In 1959 there was an exposition celebrating Oregon’s centennial in north Portland along the Columbia river in the Kenton neighborhood…”The Oregon Centennial Exposition and Trade Fair”.  The building pictured here, the Forest Products Pavilion,  was designed by John Storrs and was built as a permanent structure, though has since been torn down.  Inside the Pavilion was a giant wooden sculpture (“Monarch of the Forest”) 24 feet high built of wood by Manuel Izquierdo.  Apparently built off-site in four sections, the piece was then assembled inside the building.  After the exposition was over, the piece continued to stand in the pavilion but eventually was burned because caretakers thought it a “nuisance” for local children.  Here is Manuel constructing the piece…

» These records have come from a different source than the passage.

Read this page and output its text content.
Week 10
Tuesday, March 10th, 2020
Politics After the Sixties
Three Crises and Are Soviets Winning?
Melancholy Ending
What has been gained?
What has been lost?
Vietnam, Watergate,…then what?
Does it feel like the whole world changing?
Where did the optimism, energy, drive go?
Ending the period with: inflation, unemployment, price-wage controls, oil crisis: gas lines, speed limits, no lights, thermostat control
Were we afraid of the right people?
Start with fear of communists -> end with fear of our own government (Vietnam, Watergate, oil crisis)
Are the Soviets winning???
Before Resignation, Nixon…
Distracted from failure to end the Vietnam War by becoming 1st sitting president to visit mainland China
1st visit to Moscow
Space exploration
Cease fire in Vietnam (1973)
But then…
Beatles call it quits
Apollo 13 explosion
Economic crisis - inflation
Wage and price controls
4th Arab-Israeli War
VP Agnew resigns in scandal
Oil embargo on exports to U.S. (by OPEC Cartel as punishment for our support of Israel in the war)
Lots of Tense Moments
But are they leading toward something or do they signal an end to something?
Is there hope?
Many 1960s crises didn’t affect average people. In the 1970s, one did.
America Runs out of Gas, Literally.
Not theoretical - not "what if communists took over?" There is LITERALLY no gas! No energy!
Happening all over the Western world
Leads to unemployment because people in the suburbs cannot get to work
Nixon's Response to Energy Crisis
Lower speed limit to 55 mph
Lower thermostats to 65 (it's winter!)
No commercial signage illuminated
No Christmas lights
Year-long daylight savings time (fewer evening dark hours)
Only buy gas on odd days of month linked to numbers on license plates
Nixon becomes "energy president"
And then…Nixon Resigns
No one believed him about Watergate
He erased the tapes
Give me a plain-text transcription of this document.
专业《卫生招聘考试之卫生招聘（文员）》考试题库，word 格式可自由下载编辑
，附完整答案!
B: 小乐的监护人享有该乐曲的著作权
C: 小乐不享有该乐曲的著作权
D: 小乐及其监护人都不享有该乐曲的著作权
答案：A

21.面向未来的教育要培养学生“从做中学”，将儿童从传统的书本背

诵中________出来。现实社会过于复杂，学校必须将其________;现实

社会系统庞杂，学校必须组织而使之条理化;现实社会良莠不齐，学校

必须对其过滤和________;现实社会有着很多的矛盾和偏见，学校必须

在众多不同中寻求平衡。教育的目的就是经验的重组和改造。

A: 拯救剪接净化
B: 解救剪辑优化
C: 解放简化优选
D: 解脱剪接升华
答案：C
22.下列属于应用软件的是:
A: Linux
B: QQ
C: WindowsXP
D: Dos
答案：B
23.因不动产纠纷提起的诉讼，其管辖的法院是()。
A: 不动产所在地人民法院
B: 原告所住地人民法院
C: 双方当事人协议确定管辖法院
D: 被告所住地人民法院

and here is a newspaper clipping (Oregon Journal, April 26, 1960) discussing the fact that piece was missing and thought to be stolen…in fact, it had been burned (even though it had been sold)…

and here is a photo of the Storrs’ building with the “Monarch of the Forest” to the left of center…we’re still looking for good photos of the piece itself …

6 Comments

  1. paul bunyan, indeed! it seems incredible to us that (1. manuel had the mind that could conceive of and construct such a complex piece, (2. that the powers that be at the time could demolish their lovely, futuristic Storr’s building, and finally (3.that “the monarch of the forest” was deliberately torched as a ‘nuisance’. what a story. it’s a legend, isn’t it?

  2. Bonnie, what a great site! Thank you so much for doing this. It is hard enough to talk with art people locally but then put 45 miles between interested people and communication suffers terribly. This is a great way to wrap us in art news.

  3. Following the Izquierdo Trail with you and Roger is like reading an Oregon art mystery. Thanks for taking us along; one suspects there’s no end in sight until the show opens–and maybe not even then.